On the playground, I remember my nine year old self filling with envy whilst watching all the little white girls put their hair up in a ponytail to play soccer, and then take it back down and splash some water in it to go back to class. It was magic. My hair had to stay in its four ponytails, hair balls hanging on ends, lest I receive a beating when I got home. My hair was not magic.

But on Saturdays, as we’d prepare to dance at church on Sunday morning, my mom was running a pressing comb through all of our heads, gelling down our kitchens, changing afro puffs into curly ponytails, loose edges into defined twists. Our hair was magic.

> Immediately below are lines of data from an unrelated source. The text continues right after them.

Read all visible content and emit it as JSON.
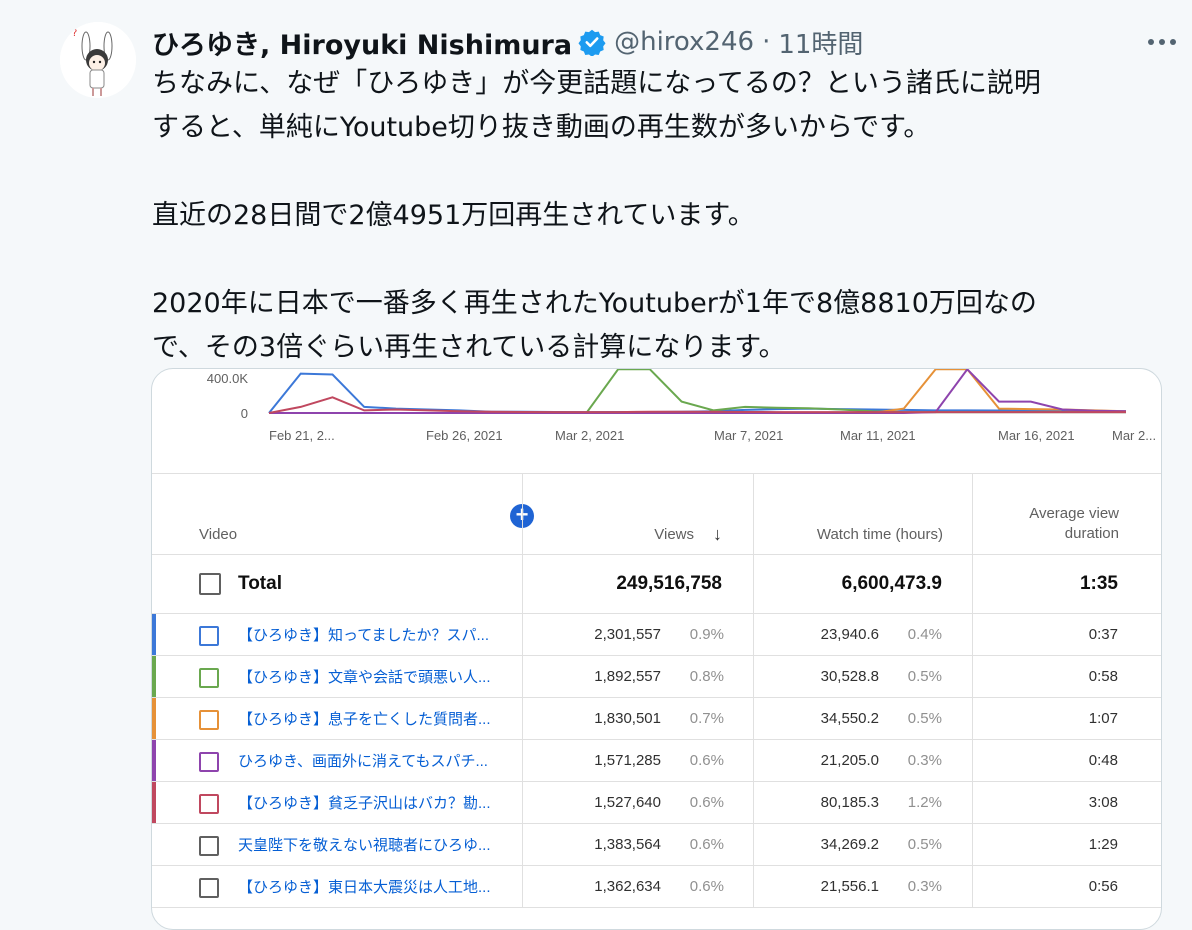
{
  "tweet": {
    "display_name": "ひろゆき, Hiroyuki Nishimura",
    "handle": "@hirox246",
    "separator": "·",
    "time": "11時間",
    "lines": [
      "ちなみに、なぜ「ひろゆき」が今更話題になってるの？という諸氏に説明",
      "すると、単純にYoutube切り抜き動画の再生数が多いからです。",
      "",
      "直近の28日間で2億4951万回再生されています。",
      "",
      "2020年に日本で一番多く再生されたYoutuberが1年で8億8810万回なの",
      "で、その3倍ぐらい再生されている計算になります。"
    ],
    "avatar_mark": "?"
  },
  "chart_data": {
    "type": "line",
    "y_tick_labels": [
      "400.0K",
      "0"
    ],
    "x_tick_labels": [
      "Feb 21, 2...",
      "Feb 26, 2021",
      "Mar 2, 2021",
      "Mar 7, 2021",
      "Mar 11, 2021",
      "Mar 16, 2021",
      "Mar 2..."
    ],
    "ylim": [
      0,
      480000
    ],
    "series": [
      {
        "color": "#3c78d8",
        "values": [
          0,
          450000,
          440000,
          70000,
          50000,
          40000,
          30000,
          15000,
          15000,
          12000,
          10000,
          12000,
          12000,
          15000,
          20000,
          35000,
          45000,
          50000,
          45000,
          40000,
          35000,
          30000,
          30000,
          28000,
          25000,
          25000,
          22000,
          20000
        ]
      },
      {
        "color": "#6aa84f",
        "values": [
          0,
          0,
          0,
          0,
          0,
          0,
          0,
          0,
          0,
          0,
          0,
          500000,
          500000,
          130000,
          30000,
          70000,
          60000,
          55000,
          40000,
          20000,
          10000,
          10000,
          10000,
          10000,
          10000,
          10000,
          10000,
          10000
        ]
      },
      {
        "color": "#e69138",
        "values": [
          0,
          0,
          0,
          0,
          0,
          0,
          0,
          0,
          0,
          0,
          0,
          0,
          0,
          0,
          0,
          0,
          0,
          0,
          0,
          0,
          50000,
          500000,
          500000,
          50000,
          45000,
          40000,
          30000,
          20000
        ]
      },
      {
        "color": "#8e44ad",
        "values": [
          0,
          0,
          0,
          0,
          0,
          0,
          0,
          0,
          0,
          0,
          0,
          0,
          0,
          0,
          0,
          0,
          0,
          0,
          0,
          0,
          0,
          10000,
          500000,
          130000,
          130000,
          40000,
          25000,
          20000
        ]
      },
      {
        "color": "#c0485f",
        "values": [
          0,
          70000,
          180000,
          30000,
          40000,
          30000,
          20000,
          15000,
          12000,
          10000,
          10000,
          10000,
          15000,
          15000,
          15000,
          12000,
          10000,
          10000,
          10000,
          10000,
          10000,
          10000,
          10000,
          10000,
          10000,
          10000,
          10000,
          10000
        ]
      }
    ]
  },
  "table": {
    "headers": {
      "video": "Video",
      "views": "Views",
      "sort_arrow": "↓",
      "watch": "Watch time (hours)",
      "avg_line1": "Average view",
      "avg_line2": "duration"
    },
    "add_button": "+",
    "total": {
      "label": "Total",
      "views": "249,516,758",
      "watch": "6,600,473.9",
      "avg": "1:35"
    },
    "rows": [
      {
        "title": "【ひろゆき】知ってましたか？スパ...",
        "views": "2,301,557",
        "views_pct": "0.9%",
        "watch": "23,940.6",
        "watch_pct": "0.4%",
        "avg": "0:37",
        "color": "#3c78d8",
        "checkbox_color": "#3c78d8"
      },
      {
        "title": "【ひろゆき】文章や会話で頭悪い人...",
        "views": "1,892,557",
        "views_pct": "0.8%",
        "watch": "30,528.8",
        "watch_pct": "0.5%",
        "avg": "0:58",
        "color": "#6aa84f",
        "checkbox_color": "#6aa84f"
      },
      {
        "title": "【ひろゆき】息子を亡くした質問者...",
        "views": "1,830,501",
        "views_pct": "0.7%",
        "watch": "34,550.2",
        "watch_pct": "0.5%",
        "avg": "1:07",
        "color": "#e69138",
        "checkbox_color": "#e69138"
      },
      {
        "title": "ひろゆき、画面外に消えてもスパチ...",
        "views": "1,571,285",
        "views_pct": "0.6%",
        "watch": "21,205.0",
        "watch_pct": "0.3%",
        "avg": "0:48",
        "color": "#8e44ad",
        "checkbox_color": "#8e44ad"
      },
      {
        "title": "【ひろゆき】貧乏子沢山はバカ？勘...",
        "views": "1,527,640",
        "views_pct": "0.6%",
        "watch": "80,185.3",
        "watch_pct": "1.2%",
        "avg": "3:08",
        "color": "#c0485f",
        "checkbox_color": "#c0485f"
      },
      {
        "title": "天皇陛下を敬えない視聴者にひろゆ...",
        "views": "1,383,564",
        "views_pct": "0.6%",
        "watch": "34,269.2",
        "watch_pct": "0.5%",
        "avg": "1:29",
        "color": "",
        "checkbox_color": "#606060"
      },
      {
        "title": "【ひろゆき】東日本大震災は人工地...",
        "views": "1,362,634",
        "views_pct": "0.6%",
        "watch": "21,556.1",
        "watch_pct": "0.3%",
        "avg": "0:56",
        "color": "",
        "checkbox_color": "#606060"
      }
    ]
  }
}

Even still, as adults, we revel in each other’s hairstyles: the bobs, the braids, the afros, the twists, the locks, the ongoing discovery of how our hair can shape shift into something else. Our hair is magic.

We are magic.




Little did I know that growing up with black girlfriends, meant growing up surrounded by mirrors. Reflections that looked just like me and constantly showed me who I was and who I could be. Mirrors that know me for me and constantly remind me that I am fucking magic.

We don’t see each other four times a week like we used to and our phone calls and text messages are sometimes far and few between, but we hold on tightly to our bi-annual sleepovers, because we know that we need each other to survive in this world. Black women need each other in this world.